The City Transformed: Part I
This series of eight slide lectures illustrates the historic transformations of New York City. Discover how architectural and engineering innovations—along with human ingenuity—transformed New York into a world-class metropolis.
Barry Lewis’ walking tours of Broadway, 42nd Street, Brooklyn and Harlem, with host David Hartman, were nationally televised on public television. His Broadway walking tour was given 3 ½ stars by The Daily News and was highlighted in The New York Times and TV Guide. Of the series, The New York Post said “…. only Lewis could do it.”
*Students may only register for this class as a full eight-session course.
Lecture 1 - New York Before the Modern Era, 1620s–1830
Colonial and early American: New York evolves from a small village to the “nation’s capital,” culminating in the Federal style of 1783-1830.
Lecture 2 - The Greek Revival, 1830–1845
The new industrial metropolis, fed by canals, railroads and immigrants, frames its architecture in the first “modernism” inspired by the ancient Greek temple.
Lecture 3 - The Neo-Gothic and the Italianate, 1845–1870
Eclectic styles allow this burgeoning “capital” city to create the modern buildings we needed: from Italianate grand department stores to suburban neo-Gothic villas.
Lecture 4 - The Cast-Iron Era, 1845–1870
The first modular system of architecture allows us to create the Lever Houses and Seagram Buildings of the 19th century.
Lecture 5 - The “El” Trains and the Brooklyn Bridge, 1869–1890
The Interstates of their day, the el trains and the Brooklyn Bridge allowed this city of one million, and its sister city of Brooklyn, to open rural lands to urban development.
Lecture 6 - Central Park and City Planning, 1857–1900
The parks (Central and Prospect), the parkways (Eastern and Ocean) and the garden suburbs (Richmond Hill, Prospect Park South, etc.) civilized the new metropolises—New York and Brooklyn—created by the el trains and the Brooklyn Bridge.

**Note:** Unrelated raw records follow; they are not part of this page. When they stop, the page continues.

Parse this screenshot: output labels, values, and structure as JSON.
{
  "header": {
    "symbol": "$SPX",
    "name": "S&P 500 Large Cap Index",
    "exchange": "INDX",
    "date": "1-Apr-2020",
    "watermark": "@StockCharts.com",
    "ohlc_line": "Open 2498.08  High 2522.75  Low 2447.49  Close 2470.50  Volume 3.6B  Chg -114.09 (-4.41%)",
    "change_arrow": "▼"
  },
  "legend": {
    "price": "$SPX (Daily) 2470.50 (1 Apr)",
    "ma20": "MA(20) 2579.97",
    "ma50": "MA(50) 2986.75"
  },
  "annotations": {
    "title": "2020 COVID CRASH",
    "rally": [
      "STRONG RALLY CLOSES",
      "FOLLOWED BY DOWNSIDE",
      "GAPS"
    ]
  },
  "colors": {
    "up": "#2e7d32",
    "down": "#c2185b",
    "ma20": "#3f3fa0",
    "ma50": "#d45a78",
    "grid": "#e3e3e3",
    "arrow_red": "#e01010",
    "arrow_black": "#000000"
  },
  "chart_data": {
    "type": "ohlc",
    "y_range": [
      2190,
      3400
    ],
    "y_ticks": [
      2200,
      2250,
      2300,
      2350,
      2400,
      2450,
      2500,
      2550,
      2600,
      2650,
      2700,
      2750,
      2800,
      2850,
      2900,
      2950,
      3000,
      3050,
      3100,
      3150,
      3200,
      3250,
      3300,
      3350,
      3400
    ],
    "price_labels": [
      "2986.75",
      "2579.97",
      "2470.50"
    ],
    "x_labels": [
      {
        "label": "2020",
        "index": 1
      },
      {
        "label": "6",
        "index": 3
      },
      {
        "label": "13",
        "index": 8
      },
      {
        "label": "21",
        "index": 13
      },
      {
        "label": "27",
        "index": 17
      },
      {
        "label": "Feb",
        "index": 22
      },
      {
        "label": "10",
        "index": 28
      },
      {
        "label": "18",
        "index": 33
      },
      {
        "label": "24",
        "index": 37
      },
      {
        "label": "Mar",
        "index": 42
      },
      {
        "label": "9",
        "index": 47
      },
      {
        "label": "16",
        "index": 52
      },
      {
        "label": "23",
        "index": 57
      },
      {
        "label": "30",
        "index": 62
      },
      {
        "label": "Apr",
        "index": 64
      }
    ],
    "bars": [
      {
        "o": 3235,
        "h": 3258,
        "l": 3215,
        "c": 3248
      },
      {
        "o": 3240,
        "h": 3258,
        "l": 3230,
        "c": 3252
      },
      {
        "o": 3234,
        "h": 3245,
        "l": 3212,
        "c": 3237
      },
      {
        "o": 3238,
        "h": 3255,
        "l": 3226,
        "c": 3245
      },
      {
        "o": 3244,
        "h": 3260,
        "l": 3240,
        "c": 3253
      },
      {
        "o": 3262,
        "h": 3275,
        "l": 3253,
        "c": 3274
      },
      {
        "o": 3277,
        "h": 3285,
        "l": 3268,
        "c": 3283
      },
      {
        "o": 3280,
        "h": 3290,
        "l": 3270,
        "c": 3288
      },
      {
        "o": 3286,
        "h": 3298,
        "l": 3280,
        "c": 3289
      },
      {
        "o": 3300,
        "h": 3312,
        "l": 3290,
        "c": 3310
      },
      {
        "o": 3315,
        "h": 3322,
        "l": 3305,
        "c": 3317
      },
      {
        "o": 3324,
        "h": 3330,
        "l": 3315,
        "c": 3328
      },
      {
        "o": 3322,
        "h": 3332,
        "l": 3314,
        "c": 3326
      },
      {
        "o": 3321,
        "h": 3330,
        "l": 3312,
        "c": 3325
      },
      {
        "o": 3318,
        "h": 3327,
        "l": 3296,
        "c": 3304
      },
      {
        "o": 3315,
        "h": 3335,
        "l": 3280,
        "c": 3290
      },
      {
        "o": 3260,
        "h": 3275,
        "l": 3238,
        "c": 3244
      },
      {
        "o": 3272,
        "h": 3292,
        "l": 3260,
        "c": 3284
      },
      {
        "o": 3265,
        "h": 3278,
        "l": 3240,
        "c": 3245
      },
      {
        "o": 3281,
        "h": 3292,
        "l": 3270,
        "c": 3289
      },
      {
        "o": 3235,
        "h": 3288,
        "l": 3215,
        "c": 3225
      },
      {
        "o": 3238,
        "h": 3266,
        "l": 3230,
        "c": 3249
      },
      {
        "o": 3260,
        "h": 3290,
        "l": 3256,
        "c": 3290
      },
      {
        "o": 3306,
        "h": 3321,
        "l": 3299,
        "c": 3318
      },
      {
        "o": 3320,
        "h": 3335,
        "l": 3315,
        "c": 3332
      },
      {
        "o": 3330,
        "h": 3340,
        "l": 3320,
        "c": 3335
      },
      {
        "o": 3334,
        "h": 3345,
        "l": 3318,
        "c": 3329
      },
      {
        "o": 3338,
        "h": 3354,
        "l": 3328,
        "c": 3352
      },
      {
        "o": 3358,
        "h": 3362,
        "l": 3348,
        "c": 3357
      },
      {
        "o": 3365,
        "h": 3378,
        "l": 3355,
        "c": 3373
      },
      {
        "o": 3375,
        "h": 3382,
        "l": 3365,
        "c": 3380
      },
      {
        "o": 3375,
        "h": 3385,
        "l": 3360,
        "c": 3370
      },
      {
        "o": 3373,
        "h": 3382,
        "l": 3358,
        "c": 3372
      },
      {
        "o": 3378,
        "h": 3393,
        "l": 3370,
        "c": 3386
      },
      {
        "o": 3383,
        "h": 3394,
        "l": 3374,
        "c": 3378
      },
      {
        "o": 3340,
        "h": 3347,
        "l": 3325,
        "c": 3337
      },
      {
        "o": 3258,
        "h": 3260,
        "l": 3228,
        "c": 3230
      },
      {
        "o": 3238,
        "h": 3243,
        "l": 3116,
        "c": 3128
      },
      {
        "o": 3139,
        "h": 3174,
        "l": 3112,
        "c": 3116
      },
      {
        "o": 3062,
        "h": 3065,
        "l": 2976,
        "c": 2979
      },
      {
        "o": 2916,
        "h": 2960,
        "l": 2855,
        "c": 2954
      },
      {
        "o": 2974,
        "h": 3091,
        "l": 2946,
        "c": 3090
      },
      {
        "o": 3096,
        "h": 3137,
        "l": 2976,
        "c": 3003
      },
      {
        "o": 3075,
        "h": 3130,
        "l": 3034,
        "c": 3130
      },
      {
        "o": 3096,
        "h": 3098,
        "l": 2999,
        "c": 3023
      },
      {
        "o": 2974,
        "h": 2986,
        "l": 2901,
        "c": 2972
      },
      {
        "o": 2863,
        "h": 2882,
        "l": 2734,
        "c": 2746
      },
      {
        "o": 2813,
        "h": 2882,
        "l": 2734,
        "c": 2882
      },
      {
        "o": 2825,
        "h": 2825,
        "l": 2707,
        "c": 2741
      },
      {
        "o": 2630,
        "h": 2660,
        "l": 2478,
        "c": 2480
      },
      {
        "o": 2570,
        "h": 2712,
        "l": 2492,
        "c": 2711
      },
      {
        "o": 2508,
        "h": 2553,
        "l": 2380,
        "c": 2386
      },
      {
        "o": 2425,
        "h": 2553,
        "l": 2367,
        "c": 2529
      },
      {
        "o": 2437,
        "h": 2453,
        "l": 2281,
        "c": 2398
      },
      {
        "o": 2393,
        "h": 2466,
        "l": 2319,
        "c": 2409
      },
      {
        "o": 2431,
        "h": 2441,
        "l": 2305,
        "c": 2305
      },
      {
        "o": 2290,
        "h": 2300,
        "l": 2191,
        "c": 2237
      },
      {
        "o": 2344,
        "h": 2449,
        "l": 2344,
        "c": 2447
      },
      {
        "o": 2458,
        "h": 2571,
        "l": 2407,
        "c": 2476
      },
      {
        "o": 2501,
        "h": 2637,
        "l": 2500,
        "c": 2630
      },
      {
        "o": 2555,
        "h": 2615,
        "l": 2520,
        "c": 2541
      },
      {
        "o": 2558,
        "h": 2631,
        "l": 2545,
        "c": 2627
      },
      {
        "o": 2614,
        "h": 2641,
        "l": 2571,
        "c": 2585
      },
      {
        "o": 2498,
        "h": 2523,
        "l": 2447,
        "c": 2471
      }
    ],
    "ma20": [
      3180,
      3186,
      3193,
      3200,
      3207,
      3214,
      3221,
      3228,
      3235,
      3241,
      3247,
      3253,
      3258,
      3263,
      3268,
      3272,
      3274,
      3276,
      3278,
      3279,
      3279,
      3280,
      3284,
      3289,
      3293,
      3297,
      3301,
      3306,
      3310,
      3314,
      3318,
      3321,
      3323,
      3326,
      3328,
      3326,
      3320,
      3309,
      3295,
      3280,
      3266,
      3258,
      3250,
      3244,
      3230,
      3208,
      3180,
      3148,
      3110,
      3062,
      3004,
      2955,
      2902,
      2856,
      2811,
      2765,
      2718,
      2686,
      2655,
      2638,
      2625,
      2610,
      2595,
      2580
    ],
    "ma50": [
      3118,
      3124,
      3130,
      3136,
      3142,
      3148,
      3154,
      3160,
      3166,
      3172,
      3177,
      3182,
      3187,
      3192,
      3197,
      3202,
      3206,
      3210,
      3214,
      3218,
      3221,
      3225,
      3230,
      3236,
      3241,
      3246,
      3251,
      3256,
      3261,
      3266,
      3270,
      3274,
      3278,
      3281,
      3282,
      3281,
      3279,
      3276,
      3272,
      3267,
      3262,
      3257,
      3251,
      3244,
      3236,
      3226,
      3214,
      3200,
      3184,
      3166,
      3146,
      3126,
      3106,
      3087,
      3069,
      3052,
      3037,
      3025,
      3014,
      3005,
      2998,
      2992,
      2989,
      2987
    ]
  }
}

Lecture 7 - The post-Civil War Era, 1865–1885
In its first stirrings as a “world capital” New York puts up neo-Baroque department stores in the Ladies’ Mile and chateaux on Fifth Avenue while neo-Grec cast-iron industrial buildings and Ruskinian Gothic civic buildings auger a new aesthetic for the next century.
Lecture 8 - The Arts and Crafts Era, 1880–90
Respect for materials and structure creates a modern sensibility, whether in functionalist neo-Romanesque commercial buildings, early skyscraper-style corporate headquarters or charming arts and crafts houses from the Upper West Side to Bedford-Stuyvesant.
Students may only register for this class as a full eight-session course.